Будто для пущей убедительности, за стенами заревели горны, затарахтела дробь барабанов…
— Сейчас, — простонал стенолаз, — сейчас встану…
Марселин склонилась к нему. Ее лицо оказалось напротив.
— Мастер, ты то еще говно, но ты нужен. И мне тоже!
— Спасибо на добром слове, — кивнул девушке Высота. — И за честность спасибо.
— Обращайся. И поднимайся. А то загоню наверх пинками.

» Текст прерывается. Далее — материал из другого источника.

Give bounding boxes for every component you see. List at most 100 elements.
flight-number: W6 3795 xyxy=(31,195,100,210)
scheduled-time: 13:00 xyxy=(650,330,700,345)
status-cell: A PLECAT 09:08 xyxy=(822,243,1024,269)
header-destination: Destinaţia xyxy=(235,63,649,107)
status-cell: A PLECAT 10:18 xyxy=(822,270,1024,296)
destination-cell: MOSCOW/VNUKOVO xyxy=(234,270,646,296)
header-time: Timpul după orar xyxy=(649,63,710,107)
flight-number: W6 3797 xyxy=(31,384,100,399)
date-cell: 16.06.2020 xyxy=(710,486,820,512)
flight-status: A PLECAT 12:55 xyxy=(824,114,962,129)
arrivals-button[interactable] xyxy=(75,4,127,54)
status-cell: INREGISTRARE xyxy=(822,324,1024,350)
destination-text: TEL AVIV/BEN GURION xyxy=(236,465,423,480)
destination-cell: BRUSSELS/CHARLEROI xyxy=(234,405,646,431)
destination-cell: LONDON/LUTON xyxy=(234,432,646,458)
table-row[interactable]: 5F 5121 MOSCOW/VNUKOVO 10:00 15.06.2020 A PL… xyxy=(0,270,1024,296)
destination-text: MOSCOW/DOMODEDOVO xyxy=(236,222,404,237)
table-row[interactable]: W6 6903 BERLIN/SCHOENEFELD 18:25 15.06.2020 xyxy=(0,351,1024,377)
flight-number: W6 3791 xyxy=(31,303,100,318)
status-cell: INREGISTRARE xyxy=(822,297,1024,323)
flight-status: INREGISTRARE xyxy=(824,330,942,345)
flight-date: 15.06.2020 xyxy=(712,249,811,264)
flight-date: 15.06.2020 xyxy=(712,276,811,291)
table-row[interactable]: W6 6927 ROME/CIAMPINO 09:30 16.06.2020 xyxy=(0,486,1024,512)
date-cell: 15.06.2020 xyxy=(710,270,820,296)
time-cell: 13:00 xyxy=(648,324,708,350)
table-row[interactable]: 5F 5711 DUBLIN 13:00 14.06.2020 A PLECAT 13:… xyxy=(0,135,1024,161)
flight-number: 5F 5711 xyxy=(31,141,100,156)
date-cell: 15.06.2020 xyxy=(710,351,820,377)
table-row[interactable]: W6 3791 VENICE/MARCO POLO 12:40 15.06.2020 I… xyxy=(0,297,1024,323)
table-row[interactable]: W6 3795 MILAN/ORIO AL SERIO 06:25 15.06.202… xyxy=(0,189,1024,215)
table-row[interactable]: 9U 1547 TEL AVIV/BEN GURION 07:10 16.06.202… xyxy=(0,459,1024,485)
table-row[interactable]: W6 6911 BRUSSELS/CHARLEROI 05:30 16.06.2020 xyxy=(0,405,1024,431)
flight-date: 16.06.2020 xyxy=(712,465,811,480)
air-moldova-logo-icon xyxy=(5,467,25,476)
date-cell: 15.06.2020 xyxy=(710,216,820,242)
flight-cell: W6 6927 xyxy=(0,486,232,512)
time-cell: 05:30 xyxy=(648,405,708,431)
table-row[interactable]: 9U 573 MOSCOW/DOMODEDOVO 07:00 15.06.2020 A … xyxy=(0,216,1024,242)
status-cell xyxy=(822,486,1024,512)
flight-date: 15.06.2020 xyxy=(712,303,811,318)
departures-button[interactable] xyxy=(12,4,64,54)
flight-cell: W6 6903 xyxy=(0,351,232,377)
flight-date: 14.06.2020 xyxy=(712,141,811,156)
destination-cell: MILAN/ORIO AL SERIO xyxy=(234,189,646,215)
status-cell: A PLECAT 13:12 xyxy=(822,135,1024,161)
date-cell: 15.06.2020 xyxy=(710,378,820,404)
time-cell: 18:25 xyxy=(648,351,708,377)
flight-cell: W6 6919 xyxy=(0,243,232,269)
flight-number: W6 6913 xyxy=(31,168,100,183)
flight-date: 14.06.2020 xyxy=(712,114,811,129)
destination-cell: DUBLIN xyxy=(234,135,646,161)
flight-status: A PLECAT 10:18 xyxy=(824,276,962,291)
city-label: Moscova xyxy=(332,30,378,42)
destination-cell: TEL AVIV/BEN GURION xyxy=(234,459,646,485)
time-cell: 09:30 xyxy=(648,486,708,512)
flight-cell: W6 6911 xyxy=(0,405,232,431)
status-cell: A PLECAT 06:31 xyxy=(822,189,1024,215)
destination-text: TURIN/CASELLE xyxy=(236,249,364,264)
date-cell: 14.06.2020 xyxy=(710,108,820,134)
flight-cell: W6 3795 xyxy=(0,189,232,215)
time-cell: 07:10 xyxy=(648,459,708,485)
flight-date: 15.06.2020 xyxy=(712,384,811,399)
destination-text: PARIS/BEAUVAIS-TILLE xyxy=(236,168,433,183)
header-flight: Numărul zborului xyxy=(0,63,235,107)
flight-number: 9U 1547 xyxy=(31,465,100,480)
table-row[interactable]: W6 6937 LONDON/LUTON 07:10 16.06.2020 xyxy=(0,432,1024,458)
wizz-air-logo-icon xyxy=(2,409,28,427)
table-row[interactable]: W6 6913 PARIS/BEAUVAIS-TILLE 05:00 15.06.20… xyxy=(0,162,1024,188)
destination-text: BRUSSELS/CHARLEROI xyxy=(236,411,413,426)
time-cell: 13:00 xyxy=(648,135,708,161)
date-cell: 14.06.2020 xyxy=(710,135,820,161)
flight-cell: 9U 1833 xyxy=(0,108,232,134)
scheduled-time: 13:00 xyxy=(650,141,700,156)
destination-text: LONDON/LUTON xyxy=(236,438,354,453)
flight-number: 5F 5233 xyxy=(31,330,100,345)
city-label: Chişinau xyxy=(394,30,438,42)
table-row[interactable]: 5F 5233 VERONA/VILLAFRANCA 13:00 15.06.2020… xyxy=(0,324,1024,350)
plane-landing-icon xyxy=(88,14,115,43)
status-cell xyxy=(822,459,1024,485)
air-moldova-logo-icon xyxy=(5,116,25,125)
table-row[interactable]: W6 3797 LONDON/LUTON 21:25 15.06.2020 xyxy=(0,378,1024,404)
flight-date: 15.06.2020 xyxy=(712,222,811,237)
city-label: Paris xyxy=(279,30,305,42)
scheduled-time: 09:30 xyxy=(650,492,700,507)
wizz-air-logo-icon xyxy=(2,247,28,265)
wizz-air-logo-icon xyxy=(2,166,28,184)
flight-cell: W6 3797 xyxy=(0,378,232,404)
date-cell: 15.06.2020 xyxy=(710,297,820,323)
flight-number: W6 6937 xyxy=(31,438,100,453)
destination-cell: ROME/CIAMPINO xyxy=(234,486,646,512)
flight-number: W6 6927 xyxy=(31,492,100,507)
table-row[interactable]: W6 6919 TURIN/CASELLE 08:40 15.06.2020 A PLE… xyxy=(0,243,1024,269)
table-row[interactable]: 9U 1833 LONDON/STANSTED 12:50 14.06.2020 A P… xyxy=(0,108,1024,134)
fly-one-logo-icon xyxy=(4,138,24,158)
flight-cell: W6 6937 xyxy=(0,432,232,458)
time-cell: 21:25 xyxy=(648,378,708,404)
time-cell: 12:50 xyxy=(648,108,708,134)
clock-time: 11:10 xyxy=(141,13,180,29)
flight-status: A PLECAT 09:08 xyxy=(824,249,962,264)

Хото оттолкнулся от плитки обеими руками, поднялся. Дрожь в ногах не прошла. Но кое-как идти получалось. Ну и крепкая рука, ухватившая за шиворот, оказалась очень к месту. Без нее Хото поднимался бы по ступеням вечность. Не ступени — утесы! Но любой утес можно преодолеть…
Взъерошенный стенолаз и опомниться не успел, как оказался на стене, на своем месте. В руки ему сунули заряженный арбалет. Еще четыре ждали рядом в хитрой рамке, прикладами вверх — хватай, целься, пали! За спиной — молодой монашек, с крюком на поясе и юношеской решительностью во взоре. Хлопнул по плечу мрачный Рош, подмигнул с другой стороны веселый Бьярн. За стариком виднелись рыжие «рожки» Марселин и белобрысые лохмы ее верного спутника. Определенно, до сих пор опечаленного — именно паренек нашел девчонку, сунувшись в те развалины…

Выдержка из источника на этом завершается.